VI. Do you have any particular releases planned for 2018? Maybe even some type of audio-video content to accompany Dusty Dossiers?
Over the years, I'm slowly learning not to talk about what I'm planning too much ahead of time because schedules inevitably, get derailed or other projects come up and take precedence. However, I plan on releasing several epic music projects, either independently (as I have mostly done) or continuing association and assistance with Fake Four Inc. or Dope Sandwich Records & Tapes or thus-far-unseen entities. I have a lot of different projects nearing completion: an EP with my Folk band, Almost Elijah called Halcyon Wonders that I'd like to record and release, an Experimental narrative AllOne album I've been working on for a few years now called Rapologues that every year I say I will release, but time invariably escapes me, as burdens and obstacles encumber me. The aforementioned original project I intended on doing for FREECEMBER, an EP tentatively called "Armor," was generously crowd-funded through GoFundMe this summer and so, I owe it to everyone's faith in me to put this project out, as soon as possible.

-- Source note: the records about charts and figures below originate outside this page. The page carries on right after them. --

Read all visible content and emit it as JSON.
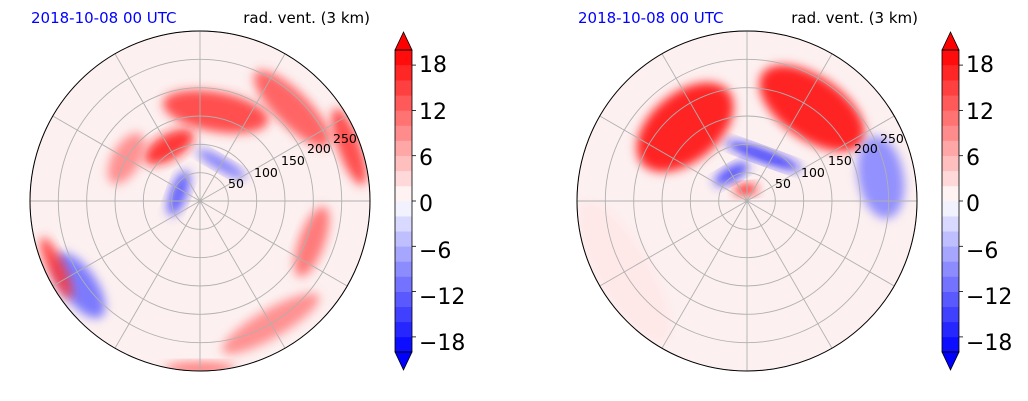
{
  "panels": [
    {
      "time_label": "2018-10-08 00 UTC",
      "field_label": "rad. vent. (3 km)",
      "radial_tick_labels": [
        "50",
        "100",
        "150",
        "200",
        "250"
      ]
    },
    {
      "time_label": "2018-10-08 00 UTC",
      "field_label": "rad. vent. (3 km)",
      "radial_tick_labels": [
        "50",
        "100",
        "150",
        "200",
        "250"
      ]
    }
  ],
  "colorbar": {
    "tick_labels": [
      "18",
      "12",
      "6",
      "0",
      "−6",
      "−12",
      "−18"
    ],
    "tick_values": [
      18,
      12,
      6,
      0,
      -6,
      -12,
      -18
    ],
    "range": [
      -20,
      20
    ],
    "extend": "both",
    "colormap": "bwr",
    "color_negative": "#0000ff",
    "color_zero": "#ffffff",
    "color_positive": "#ff0000"
  },
  "chart_data": {
    "type": "heatmap",
    "projection": "polar",
    "radial_grid_values": [
      50,
      100,
      150,
      200,
      250,
      300
    ],
    "angular_grid_deg": [
      0,
      30,
      60,
      90,
      120,
      150,
      180,
      210,
      240,
      270,
      300,
      330
    ],
    "features": [
      [
        {
          "theta": 80,
          "r": 160,
          "dtheta": 60,
          "dr": 70,
          "value": 16
        },
        {
          "theta": 120,
          "r": 110,
          "dtheta": 40,
          "dr": 45,
          "value": 18
        },
        {
          "theta": 150,
          "r": 150,
          "dtheta": 30,
          "dr": 50,
          "value": 10
        },
        {
          "theta": 45,
          "r": 230,
          "dtheta": 40,
          "dr": 60,
          "value": 14
        },
        {
          "theta": 20,
          "r": 280,
          "dtheta": 25,
          "dr": 40,
          "value": 16
        },
        {
          "theta": 340,
          "r": 210,
          "dtheta": 30,
          "dr": 45,
          "value": 12
        },
        {
          "theta": 300,
          "r": 250,
          "dtheta": 40,
          "dr": 50,
          "value": 10
        },
        {
          "theta": 160,
          "r": 40,
          "dtheta": 90,
          "dr": 30,
          "value": -14
        },
        {
          "theta": 60,
          "r": 75,
          "dtheta": 60,
          "dr": 15,
          "value": -12
        },
        {
          "theta": 215,
          "r": 260,
          "dtheta": 25,
          "dr": 60,
          "value": -12
        },
        {
          "theta": 205,
          "r": 280,
          "dtheta": 20,
          "dr": 30,
          "value": 16
        },
        {
          "theta": 270,
          "r": 295,
          "dtheta": 20,
          "dr": 20,
          "value": 12
        }
      ],
      [
        {
          "theta": 130,
          "r": 170,
          "dtheta": 60,
          "dr": 120,
          "value": 20
        },
        {
          "theta": 55,
          "r": 200,
          "dtheta": 55,
          "dr": 110,
          "value": 20
        },
        {
          "theta": 10,
          "r": 240,
          "dtheta": 30,
          "dr": 80,
          "value": -10
        },
        {
          "theta": 70,
          "r": 85,
          "dtheta": 80,
          "dr": 22,
          "value": -18
        },
        {
          "theta": 120,
          "r": 55,
          "dtheta": 50,
          "dr": 25,
          "value": -16
        },
        {
          "theta": 95,
          "r": 20,
          "dtheta": 60,
          "dr": 15,
          "value": 18
        },
        {
          "theta": 210,
          "r": 250,
          "dtheta": 60,
          "dr": 90,
          "value": 2
        }
      ]
    ]
  }
}
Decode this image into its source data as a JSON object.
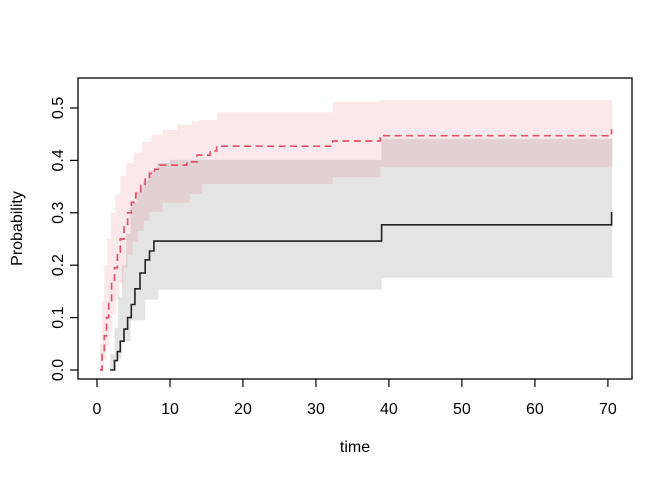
{
  "chart_data": {
    "type": "line",
    "subtype": "step-function-cumulative-incidence",
    "title": "",
    "xlabel": "time",
    "ylabel": "Probability",
    "x_ticks": [
      0,
      10,
      20,
      30,
      40,
      50,
      60,
      70
    ],
    "y_ticks": [
      0.0,
      0.1,
      0.2,
      0.3,
      0.4,
      0.5
    ],
    "xlim": [
      -2.6,
      73.3
    ],
    "ylim": [
      -0.0172,
      0.5572
    ],
    "grid": false,
    "legend": "none",
    "background": "#ffffff",
    "frame_color": "#000000",
    "t_end": 70.6,
    "series": [
      {
        "name": "group-1-solid-black",
        "color": "#222222",
        "dash": "solid",
        "width": 1.6,
        "band_color": "rgba(0,0,0,0.105)",
        "steps": {
          "t": [
            1.8,
            2.4,
            2.8,
            3.2,
            3.7,
            4.2,
            4.7,
            5.2,
            5.9,
            6.6,
            7.2,
            7.8,
            39.0,
            70.5
          ],
          "p": [
            0.0,
            0.018,
            0.035,
            0.055,
            0.078,
            0.1,
            0.125,
            0.155,
            0.185,
            0.21,
            0.227,
            0.246,
            0.277,
            0.3
          ]
        },
        "band": {
          "upper": {
            "t": [
              1.8,
              2.4,
              2.9,
              3.4,
              4.0,
              4.6,
              5.4,
              6.3,
              7.0,
              8.2,
              10.0,
              39.0
            ],
            "p": [
              0.03,
              0.08,
              0.14,
              0.2,
              0.26,
              0.32,
              0.34,
              0.36,
              0.38,
              0.395,
              0.401,
              0.441
            ]
          },
          "lower": {
            "t": [
              1.8,
              2.6,
              3.4,
              4.6,
              6.6,
              8.4,
              39.0
            ],
            "p": [
              0.0,
              0.022,
              0.055,
              0.095,
              0.134,
              0.153,
              0.176
            ]
          }
        }
      },
      {
        "name": "group-2-dashed-red",
        "color": "#DF536B",
        "dash": "7 4.5",
        "width": 1.7,
        "band_color": "rgba(223,83,107,0.135)",
        "steps": {
          "t": [
            0.4,
            0.7,
            1.0,
            1.3,
            1.6,
            2.0,
            2.4,
            2.8,
            3.2,
            3.7,
            4.2,
            4.7,
            5.3,
            6.0,
            6.6,
            7.2,
            7.9,
            8.6,
            12.3,
            13.7,
            15.5,
            16.4,
            32.3,
            38.8,
            70.5
          ],
          "p": [
            0.0,
            0.03,
            0.065,
            0.1,
            0.13,
            0.165,
            0.195,
            0.225,
            0.25,
            0.275,
            0.3,
            0.32,
            0.337,
            0.352,
            0.364,
            0.375,
            0.383,
            0.391,
            0.397,
            0.41,
            0.418,
            0.427,
            0.437,
            0.447,
            0.458
          ]
        },
        "band": {
          "upper": {
            "t": [
              0.4,
              0.7,
              1.0,
              1.4,
              1.9,
              2.5,
              3.2,
              4.0,
              5.0,
              6.2,
              7.5,
              9.0,
              11.0,
              13.0,
              14.0,
              16.5,
              32.3,
              38.8
            ],
            "p": [
              0.05,
              0.13,
              0.2,
              0.25,
              0.3,
              0.335,
              0.37,
              0.395,
              0.415,
              0.435,
              0.449,
              0.458,
              0.468,
              0.474,
              0.477,
              0.492,
              0.512,
              0.515
            ]
          },
          "lower": {
            "t": [
              0.4,
              0.9,
              1.3,
              1.7,
              2.1,
              2.6,
              3.1,
              3.6,
              4.2,
              4.9,
              5.6,
              6.4,
              7.2,
              9.0,
              12.7,
              14.4,
              32.3,
              38.8
            ],
            "p": [
              0.0,
              0.02,
              0.045,
              0.075,
              0.105,
              0.135,
              0.165,
              0.195,
              0.22,
              0.245,
              0.265,
              0.285,
              0.302,
              0.319,
              0.336,
              0.355,
              0.368,
              0.387
            ]
          }
        }
      }
    ]
  }
}
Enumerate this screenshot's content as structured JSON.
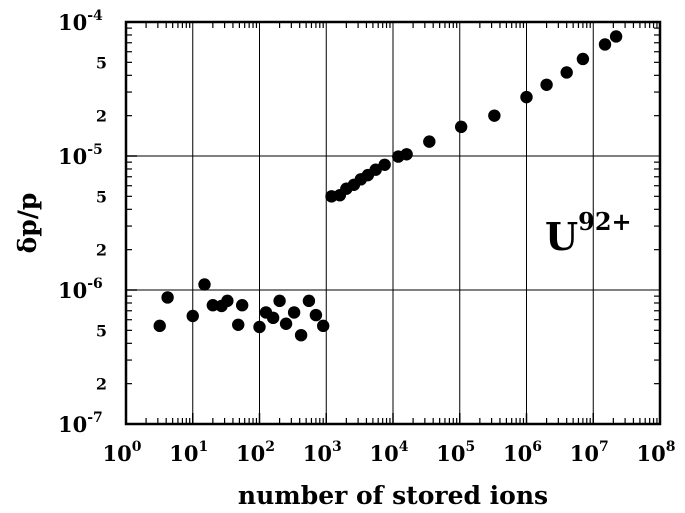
{
  "chart_data": {
    "type": "scatter",
    "xlabel": "number of stored ions",
    "ylabel": "δp/p",
    "x_scale": "log",
    "y_scale": "log",
    "xlim": [
      1,
      100000000
    ],
    "ylim": [
      1e-07,
      0.0001
    ],
    "grid": true,
    "x_ticks": [
      {
        "base": "10",
        "exp": "0"
      },
      {
        "base": "10",
        "exp": "1"
      },
      {
        "base": "10",
        "exp": "2"
      },
      {
        "base": "10",
        "exp": "3"
      },
      {
        "base": "10",
        "exp": "4"
      },
      {
        "base": "10",
        "exp": "5"
      },
      {
        "base": "10",
        "exp": "6"
      },
      {
        "base": "10",
        "exp": "7"
      },
      {
        "base": "10",
        "exp": "8"
      }
    ],
    "y_ticks": [
      {
        "base": "10",
        "exp": "-7"
      },
      {
        "base": "10",
        "exp": "-6"
      },
      {
        "base": "10",
        "exp": "-5"
      },
      {
        "base": "10",
        "exp": "-4"
      }
    ],
    "y_minor_labels": [
      "2",
      "5",
      "2",
      "5",
      "2",
      "5"
    ],
    "annotation": {
      "base": "U",
      "sup": "92+"
    },
    "series": [
      {
        "points": [
          {
            "x": 3.2,
            "y": 5.4e-07
          },
          {
            "x": 4.2,
            "y": 8.8e-07
          },
          {
            "x": 10,
            "y": 6.4e-07
          },
          {
            "x": 15,
            "y": 1.1e-06
          },
          {
            "x": 20,
            "y": 7.7e-07
          },
          {
            "x": 27,
            "y": 7.6e-07
          },
          {
            "x": 33,
            "y": 8.3e-07
          },
          {
            "x": 48,
            "y": 5.5e-07
          },
          {
            "x": 55,
            "y": 7.7e-07
          },
          {
            "x": 100,
            "y": 5.3e-07
          },
          {
            "x": 125,
            "y": 6.8e-07
          },
          {
            "x": 160,
            "y": 6.2e-07
          },
          {
            "x": 200,
            "y": 8.3e-07
          },
          {
            "x": 250,
            "y": 5.6e-07
          },
          {
            "x": 330,
            "y": 6.8e-07
          },
          {
            "x": 420,
            "y": 4.6e-07
          },
          {
            "x": 550,
            "y": 8.3e-07
          },
          {
            "x": 700,
            "y": 6.5e-07
          },
          {
            "x": 900,
            "y": 5.4e-07
          },
          {
            "x": 1200,
            "y": 5e-06
          },
          {
            "x": 1600,
            "y": 5.1e-06
          },
          {
            "x": 2000,
            "y": 5.7e-06
          },
          {
            "x": 2600,
            "y": 6.1e-06
          },
          {
            "x": 3300,
            "y": 6.7e-06
          },
          {
            "x": 4200,
            "y": 7.2e-06
          },
          {
            "x": 5500,
            "y": 7.9e-06
          },
          {
            "x": 7500,
            "y": 8.6e-06
          },
          {
            "x": 12000,
            "y": 9.9e-06
          },
          {
            "x": 16000,
            "y": 1.03e-05
          },
          {
            "x": 35000,
            "y": 1.28e-05
          },
          {
            "x": 105000,
            "y": 1.65e-05
          },
          {
            "x": 330000,
            "y": 2e-05
          },
          {
            "x": 1000000,
            "y": 2.75e-05
          },
          {
            "x": 2000000,
            "y": 3.4e-05
          },
          {
            "x": 4000000,
            "y": 4.2e-05
          },
          {
            "x": 7000000,
            "y": 5.3e-05
          },
          {
            "x": 15000000,
            "y": 6.8e-05
          },
          {
            "x": 22000000,
            "y": 7.8e-05
          }
        ]
      }
    ]
  }
}
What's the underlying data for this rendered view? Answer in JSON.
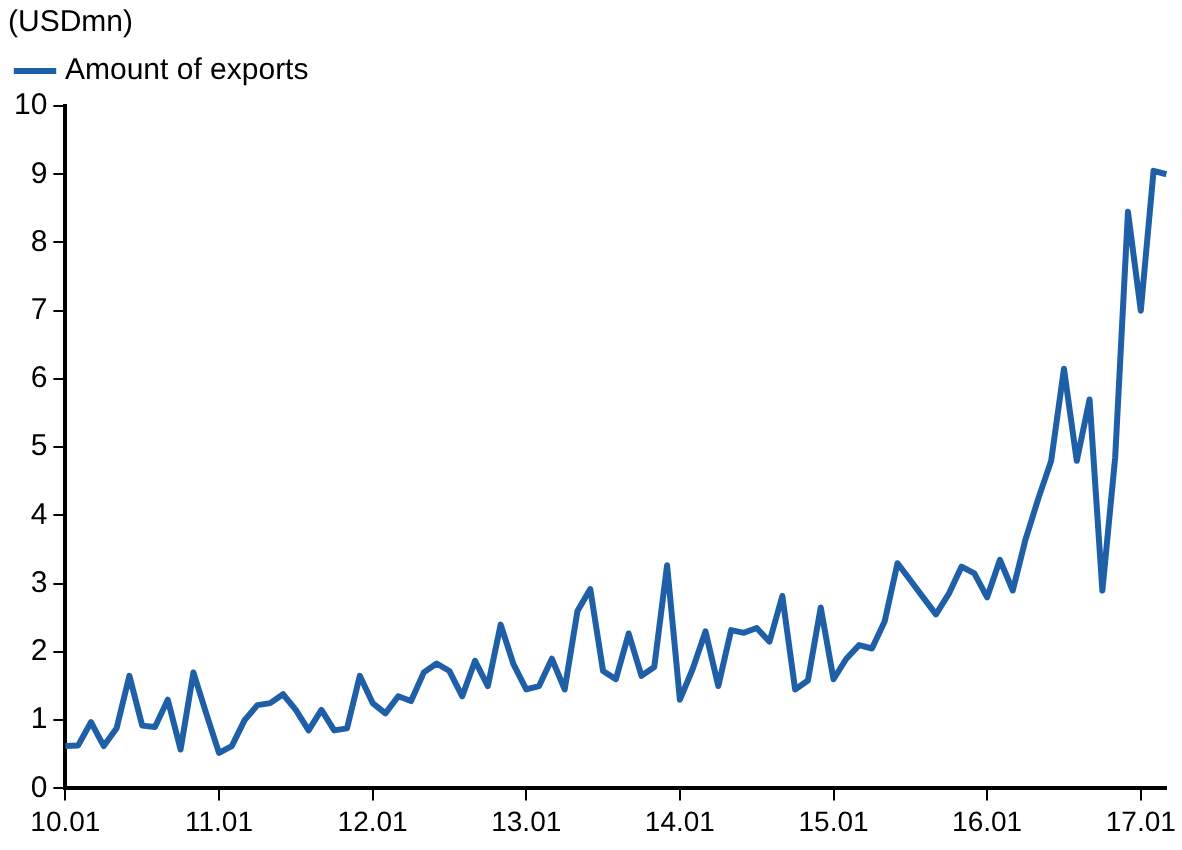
{
  "chart_data": {
    "type": "line",
    "ylabel": "(USDmn)",
    "categories": [
      "10.01",
      null,
      null,
      null,
      null,
      null,
      null,
      null,
      null,
      null,
      null,
      null,
      "11.01",
      null,
      null,
      null,
      null,
      null,
      null,
      null,
      null,
      null,
      null,
      null,
      "12.01",
      null,
      null,
      null,
      null,
      null,
      null,
      null,
      null,
      null,
      null,
      null,
      "13.01",
      null,
      null,
      null,
      null,
      null,
      null,
      null,
      null,
      null,
      null,
      null,
      "14.01",
      null,
      null,
      null,
      null,
      null,
      null,
      null,
      null,
      null,
      null,
      null,
      "15.01",
      null,
      null,
      null,
      null,
      null,
      null,
      null,
      null,
      null,
      null,
      null,
      "16.01",
      null,
      null,
      null,
      null,
      null,
      null,
      null,
      null,
      null,
      null,
      null,
      "17.01",
      null,
      null
    ],
    "series": [
      {
        "name": "Amount of exports",
        "color": "#1f5fa8",
        "values": [
          0.62,
          0.63,
          0.97,
          0.62,
          0.88,
          1.65,
          0.92,
          0.9,
          1.3,
          0.57,
          1.7,
          1.1,
          0.52,
          0.62,
          1.0,
          1.22,
          1.25,
          1.38,
          1.15,
          0.85,
          1.15,
          0.85,
          0.88,
          1.65,
          1.25,
          1.1,
          1.35,
          1.28,
          1.7,
          1.83,
          1.72,
          1.35,
          1.87,
          1.5,
          2.4,
          1.82,
          1.45,
          1.5,
          1.9,
          1.45,
          2.6,
          2.92,
          1.72,
          1.6,
          2.27,
          1.65,
          1.78,
          3.27,
          1.3,
          1.75,
          2.3,
          1.5,
          2.32,
          2.28,
          2.35,
          2.15,
          2.82,
          1.45,
          1.58,
          2.65,
          1.6,
          1.9,
          2.1,
          2.05,
          2.45,
          3.3,
          3.05,
          2.8,
          2.55,
          2.85,
          3.25,
          3.15,
          2.8,
          3.35,
          2.9,
          3.65,
          4.25,
          4.8,
          6.15,
          4.8,
          5.7,
          2.9,
          4.85,
          8.45,
          7.0,
          9.05,
          9.0
        ]
      }
    ],
    "ylim": [
      0,
      10
    ],
    "yticks": [
      0,
      1,
      2,
      3,
      4,
      5,
      6,
      7,
      8,
      9,
      10
    ],
    "grid": false,
    "legend": "top left",
    "marker": "none",
    "line_style": "solid"
  }
}
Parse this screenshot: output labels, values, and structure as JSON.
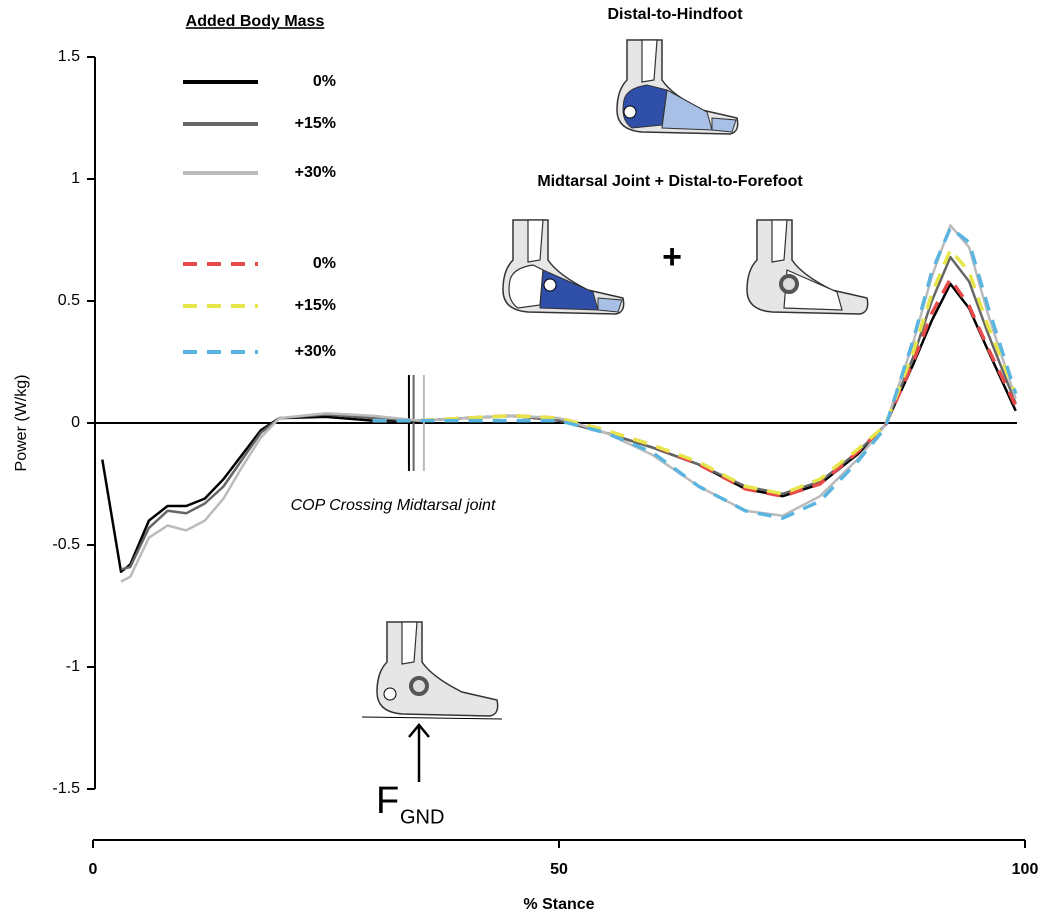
{
  "chart_data": {
    "type": "line",
    "legend_title": "Added Body Mass",
    "annotations": [
      "Distal-to-Hindfoot",
      "Midtarsal Joint + Distal-to-Forefoot",
      "+",
      "COP Crossing Midtarsal joint",
      "F",
      "GND"
    ],
    "xlabel": "% Stance",
    "ylabel": "Power (W/kg)",
    "x": [
      1,
      3,
      4,
      6,
      8,
      10,
      12,
      14,
      16,
      18,
      20,
      25,
      30,
      35,
      40,
      45,
      50,
      55,
      60,
      65,
      70,
      74,
      78,
      82,
      85,
      88,
      90,
      92,
      94,
      96,
      99
    ],
    "series": [
      {
        "name": "0%",
        "color": "#000000",
        "dashed": false,
        "values": [
          -0.15,
          -0.61,
          -0.58,
          -0.4,
          -0.34,
          -0.34,
          -0.31,
          -0.23,
          -0.13,
          -0.03,
          0.02,
          0.025,
          0.01,
          0.01,
          0.02,
          0.03,
          0.01,
          -0.04,
          -0.1,
          -0.17,
          -0.27,
          -0.3,
          -0.25,
          -0.13,
          -0.01,
          0.24,
          0.42,
          0.57,
          0.47,
          0.3,
          0.05
        ]
      },
      {
        "name": "+15%",
        "color": "#666666",
        "dashed": false,
        "values": [
          null,
          -0.6,
          -0.59,
          -0.43,
          -0.36,
          -0.37,
          -0.33,
          -0.26,
          -0.15,
          -0.04,
          0.02,
          0.035,
          0.02,
          0.01,
          0.02,
          0.03,
          0.01,
          -0.04,
          -0.1,
          -0.17,
          -0.26,
          -0.29,
          -0.24,
          -0.12,
          -0.01,
          0.27,
          0.5,
          0.68,
          0.58,
          0.37,
          0.08
        ]
      },
      {
        "name": "+30%",
        "color": "#bbbbbb",
        "dashed": false,
        "values": [
          null,
          -0.65,
          -0.63,
          -0.47,
          -0.42,
          -0.44,
          -0.4,
          -0.31,
          -0.18,
          -0.06,
          0.02,
          0.04,
          0.03,
          0.01,
          0.02,
          0.03,
          0.02,
          -0.04,
          -0.13,
          -0.26,
          -0.36,
          -0.38,
          -0.3,
          -0.15,
          -0.01,
          0.33,
          0.6,
          0.81,
          0.72,
          0.45,
          0.1
        ]
      },
      {
        "name": "0%",
        "color": "#e84a4a",
        "dashed": true,
        "values": [
          null,
          null,
          null,
          null,
          null,
          null,
          null,
          null,
          null,
          null,
          null,
          null,
          0.01,
          0.01,
          0.02,
          0.03,
          0.02,
          -0.03,
          -0.09,
          -0.17,
          -0.27,
          -0.3,
          -0.25,
          -0.12,
          -0.01,
          0.25,
          0.45,
          0.59,
          0.48,
          0.31,
          0.07
        ]
      },
      {
        "name": "+15%",
        "color": "#e6e64a",
        "dashed": true,
        "values": [
          null,
          null,
          null,
          null,
          null,
          null,
          null,
          null,
          null,
          null,
          null,
          null,
          0.01,
          0.01,
          0.02,
          0.03,
          0.02,
          -0.03,
          -0.09,
          -0.16,
          -0.26,
          -0.29,
          -0.23,
          -0.11,
          -0.01,
          0.29,
          0.53,
          0.71,
          0.62,
          0.4,
          0.12
        ]
      },
      {
        "name": "+30%",
        "color": "#5ab4e0",
        "dashed": true,
        "values": [
          null,
          null,
          null,
          null,
          null,
          null,
          null,
          null,
          null,
          null,
          null,
          null,
          0.01,
          0.01,
          0.01,
          0.01,
          0.01,
          -0.04,
          -0.12,
          -0.26,
          -0.36,
          -0.39,
          -0.32,
          -0.16,
          -0.02,
          0.34,
          0.62,
          0.8,
          0.74,
          0.48,
          0.12
        ]
      }
    ],
    "cop_crossing": [
      33.9,
      34.4,
      35.5
    ],
    "reference_line": 0,
    "xlim": [
      0,
      100
    ],
    "xticks": [
      0,
      50,
      100
    ],
    "ylim": [
      -1.5,
      1.5
    ],
    "yticks": [
      1.5,
      1,
      0.5,
      0,
      -0.5,
      -1,
      -1.5
    ]
  }
}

Dusty Dossiers just became immediately obviously the better choice, at the time, and although, I struggled with shelving the "Armor EP" because I owed it to people who literally invested in me to release it, I think they also trust my vision and want the best for and from me, as supporters, so I had to do what felt right for me. I'm definitely thinking about how to do various degrees of video content to compliment and further express the themes and vibes of Dusty Dossiers, so it's certainly a goal of mine to release something very soon.